Nikmati berita interaktif dan LIVE report 24 jam hanya di TribunX
Tribun

Respons Istana Hingga Yenny Wahid soal Postingan Guyonan Gus Dur yang Berujung Pemeriksaan Polisi

Yenny Wahid singgung kedewasaan masyarakat, Istana sebut kritik dilindungi konstitusi

Penulis: Imanuel Nicolas Manafe
zoom-in Respons Istana Hingga Yenny Wahid soal Postingan Guyonan Gus Dur yang Berujung Pemeriksaan Polisi
Digital Trends
Ilustrasi Facebook. 

TRIBUNNEWS.COM, JAKARTA - Guyonan Presiden Keempat RI KH Abdurrahman Wahid atau yang akrab disapa Gus Dur tentang 3 polisi jujur di Indonesia ternyata membuat seorang warga di Kepulauan Sula, Ternate berurusan dengan polisi.

Ismail, si warga tersebut dimintai klarifikasi oleh polisi terkait postingannya di media sosial Facebook soal 3 polisi jujur di Indonesia, salah satu dari sekian guyonan Gus Dur yang populer. 

Baca: Duduk Perkara Konflik India-China, Berkaitan dengan Sengketa Wilayah di Perbatasan

Banyak kalangan menganggap permintaan klarifikasi dari polisi berlebihan.

Pendapat seperti itu juga datang dari putri Gus Dur, Yenny Wahid.

Dia sampai tak habis pikir dengan kasus yang menimpa pemuda tersebut.

Menurut Yenny, kedewasaan bangsa Indonesia diukur dari sikap dalam menanggapi ekspresi humor semacam itu.

"Kedewasaan kita diukur dari sikap kita menanggapi ekspresi-ekspresi humor semacam itu. Humor itu sudah berputar-putar di tengah masyarakat lama sekali," ujar Yenny, ketika dihubungi Tribunnews.com, Kamis (18/6/2020).

BERITA REKOMENDASI

Dia mengatakan institusi negara di Indonesia itu memang kerap menjadi bahan humor dari zaman dahulu hingga sekarang.

Bahkan institusi kepresidenan hingga pemuka agama juga tak lepas menjadi bahan humor masyarakat.

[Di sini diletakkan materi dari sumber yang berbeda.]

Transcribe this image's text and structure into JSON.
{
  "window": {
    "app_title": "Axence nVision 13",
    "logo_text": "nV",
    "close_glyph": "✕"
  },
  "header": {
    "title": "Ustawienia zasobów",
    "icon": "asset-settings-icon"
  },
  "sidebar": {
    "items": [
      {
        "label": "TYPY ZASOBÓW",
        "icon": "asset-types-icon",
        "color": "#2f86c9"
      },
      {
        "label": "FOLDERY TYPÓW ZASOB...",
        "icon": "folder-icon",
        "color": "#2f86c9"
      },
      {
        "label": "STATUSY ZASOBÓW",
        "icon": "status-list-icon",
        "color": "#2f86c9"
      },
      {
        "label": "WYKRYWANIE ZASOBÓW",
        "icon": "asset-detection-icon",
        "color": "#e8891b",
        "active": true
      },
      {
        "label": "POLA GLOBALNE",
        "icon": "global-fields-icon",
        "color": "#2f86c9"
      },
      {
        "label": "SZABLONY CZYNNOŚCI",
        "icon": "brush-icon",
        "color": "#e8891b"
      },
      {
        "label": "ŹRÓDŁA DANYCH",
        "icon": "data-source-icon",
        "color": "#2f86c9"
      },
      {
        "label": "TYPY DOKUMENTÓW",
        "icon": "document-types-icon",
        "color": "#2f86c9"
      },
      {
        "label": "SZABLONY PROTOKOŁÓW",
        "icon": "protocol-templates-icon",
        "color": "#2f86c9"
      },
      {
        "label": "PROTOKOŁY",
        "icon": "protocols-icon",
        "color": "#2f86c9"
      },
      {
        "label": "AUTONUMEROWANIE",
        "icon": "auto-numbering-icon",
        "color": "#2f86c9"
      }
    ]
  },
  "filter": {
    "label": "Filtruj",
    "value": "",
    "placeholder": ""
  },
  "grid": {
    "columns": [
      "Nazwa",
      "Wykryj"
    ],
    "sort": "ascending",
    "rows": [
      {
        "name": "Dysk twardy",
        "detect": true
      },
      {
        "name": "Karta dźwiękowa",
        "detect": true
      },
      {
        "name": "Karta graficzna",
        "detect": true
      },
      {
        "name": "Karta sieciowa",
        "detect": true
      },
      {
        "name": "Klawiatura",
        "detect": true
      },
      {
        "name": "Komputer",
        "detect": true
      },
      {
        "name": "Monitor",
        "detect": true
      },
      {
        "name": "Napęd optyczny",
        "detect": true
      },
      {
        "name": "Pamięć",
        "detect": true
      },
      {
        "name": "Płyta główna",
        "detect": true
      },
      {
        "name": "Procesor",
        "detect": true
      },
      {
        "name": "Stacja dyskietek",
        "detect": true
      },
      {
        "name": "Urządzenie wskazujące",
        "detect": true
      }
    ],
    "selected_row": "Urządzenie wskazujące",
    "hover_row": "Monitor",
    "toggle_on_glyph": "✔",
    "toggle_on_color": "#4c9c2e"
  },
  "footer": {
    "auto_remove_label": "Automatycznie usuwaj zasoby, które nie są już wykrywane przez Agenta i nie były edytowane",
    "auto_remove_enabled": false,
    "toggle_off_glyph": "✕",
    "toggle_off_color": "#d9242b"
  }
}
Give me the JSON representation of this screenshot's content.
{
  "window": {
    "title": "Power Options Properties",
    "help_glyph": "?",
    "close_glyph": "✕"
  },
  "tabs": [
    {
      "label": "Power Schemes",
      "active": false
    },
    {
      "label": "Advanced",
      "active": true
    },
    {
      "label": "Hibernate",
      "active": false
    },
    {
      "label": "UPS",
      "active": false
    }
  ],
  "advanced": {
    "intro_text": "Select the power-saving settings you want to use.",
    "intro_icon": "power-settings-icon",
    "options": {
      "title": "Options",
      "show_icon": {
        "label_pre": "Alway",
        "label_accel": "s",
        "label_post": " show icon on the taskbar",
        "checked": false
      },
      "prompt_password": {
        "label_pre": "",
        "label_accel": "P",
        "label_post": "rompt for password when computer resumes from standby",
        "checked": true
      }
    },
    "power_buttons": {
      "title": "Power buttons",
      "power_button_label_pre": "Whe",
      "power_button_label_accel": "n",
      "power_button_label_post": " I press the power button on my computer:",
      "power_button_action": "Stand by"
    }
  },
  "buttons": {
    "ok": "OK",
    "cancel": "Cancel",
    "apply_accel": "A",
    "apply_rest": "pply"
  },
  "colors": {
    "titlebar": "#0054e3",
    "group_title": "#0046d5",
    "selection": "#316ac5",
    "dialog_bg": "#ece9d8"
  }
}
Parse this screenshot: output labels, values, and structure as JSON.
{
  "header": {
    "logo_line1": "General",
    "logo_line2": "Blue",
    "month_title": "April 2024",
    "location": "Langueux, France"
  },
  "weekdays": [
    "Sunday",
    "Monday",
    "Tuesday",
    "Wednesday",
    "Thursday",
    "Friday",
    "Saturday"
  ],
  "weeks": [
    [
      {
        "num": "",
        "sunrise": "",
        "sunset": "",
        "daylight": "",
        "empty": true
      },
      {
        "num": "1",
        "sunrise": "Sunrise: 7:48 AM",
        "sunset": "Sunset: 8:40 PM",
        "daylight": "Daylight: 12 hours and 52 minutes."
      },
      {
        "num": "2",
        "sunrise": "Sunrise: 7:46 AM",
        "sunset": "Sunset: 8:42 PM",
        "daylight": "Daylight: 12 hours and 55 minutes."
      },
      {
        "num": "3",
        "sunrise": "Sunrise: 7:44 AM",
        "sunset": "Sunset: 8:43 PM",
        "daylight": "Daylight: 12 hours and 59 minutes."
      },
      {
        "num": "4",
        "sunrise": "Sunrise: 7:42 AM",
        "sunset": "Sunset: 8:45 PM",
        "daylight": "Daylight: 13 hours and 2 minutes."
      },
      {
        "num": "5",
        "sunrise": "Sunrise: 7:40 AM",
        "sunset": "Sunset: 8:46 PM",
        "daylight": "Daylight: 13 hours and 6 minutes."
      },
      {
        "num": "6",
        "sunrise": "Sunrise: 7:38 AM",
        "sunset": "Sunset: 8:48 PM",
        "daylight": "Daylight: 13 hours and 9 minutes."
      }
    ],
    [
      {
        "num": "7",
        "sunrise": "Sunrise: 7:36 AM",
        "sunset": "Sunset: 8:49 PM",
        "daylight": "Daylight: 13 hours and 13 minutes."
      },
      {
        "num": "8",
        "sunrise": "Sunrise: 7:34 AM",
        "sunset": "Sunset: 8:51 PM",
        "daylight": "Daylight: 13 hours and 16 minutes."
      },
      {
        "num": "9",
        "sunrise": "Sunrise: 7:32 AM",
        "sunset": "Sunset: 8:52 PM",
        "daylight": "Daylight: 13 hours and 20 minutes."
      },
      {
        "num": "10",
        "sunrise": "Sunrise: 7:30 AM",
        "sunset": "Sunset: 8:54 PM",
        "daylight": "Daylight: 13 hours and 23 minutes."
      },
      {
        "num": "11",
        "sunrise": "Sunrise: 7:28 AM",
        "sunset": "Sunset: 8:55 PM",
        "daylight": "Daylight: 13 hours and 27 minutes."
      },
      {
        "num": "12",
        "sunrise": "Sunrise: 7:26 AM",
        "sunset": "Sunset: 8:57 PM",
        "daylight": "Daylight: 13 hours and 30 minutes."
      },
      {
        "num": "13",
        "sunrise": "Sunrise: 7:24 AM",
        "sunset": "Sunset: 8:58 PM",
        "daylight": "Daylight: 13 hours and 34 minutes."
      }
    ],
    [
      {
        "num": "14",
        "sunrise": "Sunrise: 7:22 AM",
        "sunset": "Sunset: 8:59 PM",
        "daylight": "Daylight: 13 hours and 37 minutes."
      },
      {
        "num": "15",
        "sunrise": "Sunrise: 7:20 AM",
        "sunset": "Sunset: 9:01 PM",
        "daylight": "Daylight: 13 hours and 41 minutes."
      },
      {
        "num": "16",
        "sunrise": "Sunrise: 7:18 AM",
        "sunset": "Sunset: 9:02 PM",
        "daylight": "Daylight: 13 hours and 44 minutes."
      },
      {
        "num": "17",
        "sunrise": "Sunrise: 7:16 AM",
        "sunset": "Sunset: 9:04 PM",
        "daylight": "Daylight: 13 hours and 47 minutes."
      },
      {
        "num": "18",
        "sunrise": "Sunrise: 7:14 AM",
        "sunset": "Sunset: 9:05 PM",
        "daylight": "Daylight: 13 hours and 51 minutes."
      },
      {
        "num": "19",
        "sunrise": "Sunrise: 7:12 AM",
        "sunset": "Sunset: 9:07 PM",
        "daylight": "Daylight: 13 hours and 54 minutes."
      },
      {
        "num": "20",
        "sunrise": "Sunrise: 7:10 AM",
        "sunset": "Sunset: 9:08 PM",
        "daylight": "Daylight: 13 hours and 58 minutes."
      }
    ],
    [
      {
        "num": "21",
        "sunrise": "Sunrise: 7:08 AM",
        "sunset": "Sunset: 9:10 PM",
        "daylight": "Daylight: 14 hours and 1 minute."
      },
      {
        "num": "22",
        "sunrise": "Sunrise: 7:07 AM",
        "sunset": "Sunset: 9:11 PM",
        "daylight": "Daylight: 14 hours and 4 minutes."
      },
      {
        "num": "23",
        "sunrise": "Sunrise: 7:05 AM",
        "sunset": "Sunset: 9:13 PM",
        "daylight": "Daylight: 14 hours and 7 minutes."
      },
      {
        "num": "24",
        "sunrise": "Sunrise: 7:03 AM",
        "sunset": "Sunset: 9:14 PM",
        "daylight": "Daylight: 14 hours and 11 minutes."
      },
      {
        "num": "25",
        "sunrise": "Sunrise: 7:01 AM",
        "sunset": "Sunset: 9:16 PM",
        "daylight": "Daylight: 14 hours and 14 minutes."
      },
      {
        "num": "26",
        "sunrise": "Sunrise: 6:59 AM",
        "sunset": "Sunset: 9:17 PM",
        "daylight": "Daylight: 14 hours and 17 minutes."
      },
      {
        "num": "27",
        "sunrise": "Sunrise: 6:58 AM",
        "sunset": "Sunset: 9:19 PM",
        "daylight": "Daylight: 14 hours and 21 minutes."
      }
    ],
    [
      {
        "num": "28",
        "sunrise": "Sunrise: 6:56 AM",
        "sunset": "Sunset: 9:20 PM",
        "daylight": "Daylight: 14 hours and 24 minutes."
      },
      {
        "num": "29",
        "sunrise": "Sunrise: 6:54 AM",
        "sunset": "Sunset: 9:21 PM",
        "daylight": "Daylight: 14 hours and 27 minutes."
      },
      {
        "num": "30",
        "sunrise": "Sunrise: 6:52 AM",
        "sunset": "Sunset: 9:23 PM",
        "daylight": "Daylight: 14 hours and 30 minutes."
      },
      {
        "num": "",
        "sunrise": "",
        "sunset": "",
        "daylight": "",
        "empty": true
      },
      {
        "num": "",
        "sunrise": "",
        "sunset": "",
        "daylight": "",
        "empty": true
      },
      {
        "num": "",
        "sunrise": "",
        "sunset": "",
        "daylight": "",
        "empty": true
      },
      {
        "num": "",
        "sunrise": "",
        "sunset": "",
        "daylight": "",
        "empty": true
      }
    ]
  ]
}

"Yang namanya institusi negara di Indonesia itu memang sering menjadi bahan humor dari dulu sampai sekarang. Nggak usah institusi kepolisian, anggota DPR jadi bahan komika, institusi kepresidenan sering jadi bahan lelucon," ucap dia.

"Kemudian para menteri, pemuka agama pun sering dijadikan bahan lelucon," kata dia.

Menurutnya, humor adalah mekanisme atau cara bangsa Indonesia untuk menghadapi kegetiran, kekecewaan yang ada dan untuk tetap saling mengingatkan.

"Jadi bangsa Indonesia itu suka melucu. Karena itu cara kita untuk menjaga semangat, begitu kita sudah bisa tertawa mengenai kekecewaan kita, maka kita bisa semangat lagi dalam berkarya," ungkapnya.

Tak hanya itu, humor juga menjadi sarana introspeksi tanpa menyinggung perasaan. Sehingga humor diibaratkan Yenny sebagai kekuatan bangsa Indonesia sejak dahulu.

Bahkan, Yenny juga pernah mendengar humor dari almarhum ayahnya dikutip oleh jenderal polisi dengan tanpa beban.

"Saya pernah mendengar seorang petinggi kepolisian, jenderal, pernah mengutip humor tersebut," ucap Yenny.

"Mengutipnya dengan bebas saja tanpa beban. Artinya ada semangat otokritik di sana, ada semangat kedewasaan di sana," tandasnya.

Awalnya di-Whatsapp Sekda

Melansir Kompas.com, guyonan Presiden ke-4 RI Abdurrahman Wahid alias Gus Dur yang menyebutkan, “ada tiga polisi jujur di Indonesia, yaitu polisi tidur, patung polisi, dan Jenderal Hoegeng” berbuntut pemeriksaan polisi.

Ismail Ahmad, seorang warga Kepulauan Sula, Maluku Utara dibawa ke Polres Kepulauan Sula untuk dimintai keterangan.

Ia dimintai keterangan oleh polisi terkait unggahan guyonan Gus Dur itu  diunggah di media sosial  Facebook.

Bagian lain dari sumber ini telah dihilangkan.